ExHHouseHelp · 03/12/2018 20:48

My ex is on a decent wage but definitely doesn’t have all the money to pay it. He says they’ll go after him if I hand the keys back and he says he won’t be able to pay maintenance if he goes bankrupt which is probably right.

OP posts:
MrsBertBibby · 03/12/2018 20:53

What would you have had the OP do differently?
Her marriage ended so she and the child stayed in the house and paid the mortgage. What a bitch!

She got a new boyfriend (no better than she should be, obvs) who didn't contribute towards the purchase price of an asset in which he had no interest. The feckless bastard.

Her ex did nothing but pay minimum maintenance whilst demanding she pay down a mortgage so he could benefit. And took no steps to deal with any of the issues.
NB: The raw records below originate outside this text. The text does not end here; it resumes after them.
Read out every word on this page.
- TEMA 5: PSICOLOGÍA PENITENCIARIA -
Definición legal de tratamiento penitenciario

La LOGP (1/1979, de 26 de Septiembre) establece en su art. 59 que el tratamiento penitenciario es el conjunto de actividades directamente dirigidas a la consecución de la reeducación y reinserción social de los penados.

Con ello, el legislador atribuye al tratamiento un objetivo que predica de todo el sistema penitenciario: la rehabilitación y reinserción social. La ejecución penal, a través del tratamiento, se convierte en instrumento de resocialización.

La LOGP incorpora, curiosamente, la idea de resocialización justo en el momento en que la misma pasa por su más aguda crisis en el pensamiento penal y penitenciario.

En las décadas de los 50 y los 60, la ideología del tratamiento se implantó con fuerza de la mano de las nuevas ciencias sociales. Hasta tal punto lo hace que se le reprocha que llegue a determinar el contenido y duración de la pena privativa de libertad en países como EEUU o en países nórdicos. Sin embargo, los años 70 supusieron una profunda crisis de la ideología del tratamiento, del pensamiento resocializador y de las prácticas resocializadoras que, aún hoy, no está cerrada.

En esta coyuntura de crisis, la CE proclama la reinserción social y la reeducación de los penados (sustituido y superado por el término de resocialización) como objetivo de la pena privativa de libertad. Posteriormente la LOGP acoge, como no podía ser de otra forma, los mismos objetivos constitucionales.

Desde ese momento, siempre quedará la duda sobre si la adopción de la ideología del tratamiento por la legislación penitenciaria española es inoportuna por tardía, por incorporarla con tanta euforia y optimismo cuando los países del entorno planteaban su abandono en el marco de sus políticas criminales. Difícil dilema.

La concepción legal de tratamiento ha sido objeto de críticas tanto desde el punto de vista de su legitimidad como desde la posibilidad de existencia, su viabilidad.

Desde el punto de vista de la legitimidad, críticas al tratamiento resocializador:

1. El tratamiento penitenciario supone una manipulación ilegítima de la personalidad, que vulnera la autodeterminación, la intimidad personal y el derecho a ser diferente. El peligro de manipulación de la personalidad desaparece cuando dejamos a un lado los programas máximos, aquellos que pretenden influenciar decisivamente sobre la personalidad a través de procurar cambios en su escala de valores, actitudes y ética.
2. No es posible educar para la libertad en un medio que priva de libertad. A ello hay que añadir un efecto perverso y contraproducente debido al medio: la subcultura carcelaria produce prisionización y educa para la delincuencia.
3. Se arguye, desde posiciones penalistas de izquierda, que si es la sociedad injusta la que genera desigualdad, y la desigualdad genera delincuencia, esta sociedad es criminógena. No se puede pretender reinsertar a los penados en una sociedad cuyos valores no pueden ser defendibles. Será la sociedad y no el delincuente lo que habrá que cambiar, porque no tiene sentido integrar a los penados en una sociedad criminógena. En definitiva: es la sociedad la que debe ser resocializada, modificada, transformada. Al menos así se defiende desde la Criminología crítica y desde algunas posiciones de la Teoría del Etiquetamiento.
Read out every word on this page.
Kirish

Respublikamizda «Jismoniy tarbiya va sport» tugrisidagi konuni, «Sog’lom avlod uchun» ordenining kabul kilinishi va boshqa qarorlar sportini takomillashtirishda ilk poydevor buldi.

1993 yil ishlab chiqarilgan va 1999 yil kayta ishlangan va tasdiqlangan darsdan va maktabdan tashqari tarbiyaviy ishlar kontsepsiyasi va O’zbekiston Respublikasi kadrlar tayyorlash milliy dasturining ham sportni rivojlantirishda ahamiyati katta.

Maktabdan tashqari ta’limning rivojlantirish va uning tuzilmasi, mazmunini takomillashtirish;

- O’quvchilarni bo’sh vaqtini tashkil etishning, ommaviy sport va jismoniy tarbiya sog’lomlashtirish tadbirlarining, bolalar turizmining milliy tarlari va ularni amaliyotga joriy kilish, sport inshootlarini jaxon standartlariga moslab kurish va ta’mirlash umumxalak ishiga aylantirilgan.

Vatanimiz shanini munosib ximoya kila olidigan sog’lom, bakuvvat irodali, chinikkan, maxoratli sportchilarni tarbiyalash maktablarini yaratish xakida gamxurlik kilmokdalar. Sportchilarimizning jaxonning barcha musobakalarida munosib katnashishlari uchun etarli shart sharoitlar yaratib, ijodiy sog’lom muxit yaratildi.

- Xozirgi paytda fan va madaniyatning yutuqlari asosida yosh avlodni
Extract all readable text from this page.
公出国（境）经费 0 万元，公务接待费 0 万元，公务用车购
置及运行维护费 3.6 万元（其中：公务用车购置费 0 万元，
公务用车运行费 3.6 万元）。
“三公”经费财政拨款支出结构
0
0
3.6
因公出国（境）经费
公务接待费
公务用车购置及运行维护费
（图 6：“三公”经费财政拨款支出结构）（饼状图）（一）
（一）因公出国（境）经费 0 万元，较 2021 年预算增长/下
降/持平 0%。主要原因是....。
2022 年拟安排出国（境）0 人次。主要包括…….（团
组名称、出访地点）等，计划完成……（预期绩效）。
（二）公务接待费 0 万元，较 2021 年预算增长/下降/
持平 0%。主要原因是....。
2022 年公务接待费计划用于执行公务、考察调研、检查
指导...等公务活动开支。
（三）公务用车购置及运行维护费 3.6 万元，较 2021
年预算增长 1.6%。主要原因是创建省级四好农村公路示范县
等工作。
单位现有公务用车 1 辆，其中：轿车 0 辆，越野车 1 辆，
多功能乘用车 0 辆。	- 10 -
The poor wronged hero.

Go back to AIBU, ffs.

MrsBertBibby · 03/12/2018 20:55

Nope. CMS maintenance is calculated on gross income, not after debt repayments, and arrears are still payable despite a bankruptcy.

SillySallySingsSongs · 03/12/2018 20:57

Go back to AIBU, ffs.

Oh the thread police.

How mature Hmm

who didn't contribute towards the purchase price of an asset in which he had no interest. The feckless bastard.

He appears to contribute nothing. No bills. Nothing. He has a great deal.

MissMalice · 03/12/2018 21:01

I think that’s slightly unfair MrsBB. The ex did the generous thing by not forcing a divorce/sale of the house. Naive to not have taken legal steps but generous nonetheless. OP has been reckless in her management of the mortgage and the new partner has been living rent free.

And now he could be made bankrupt. That’s shit. I agree legally you’re right but morally it does stink.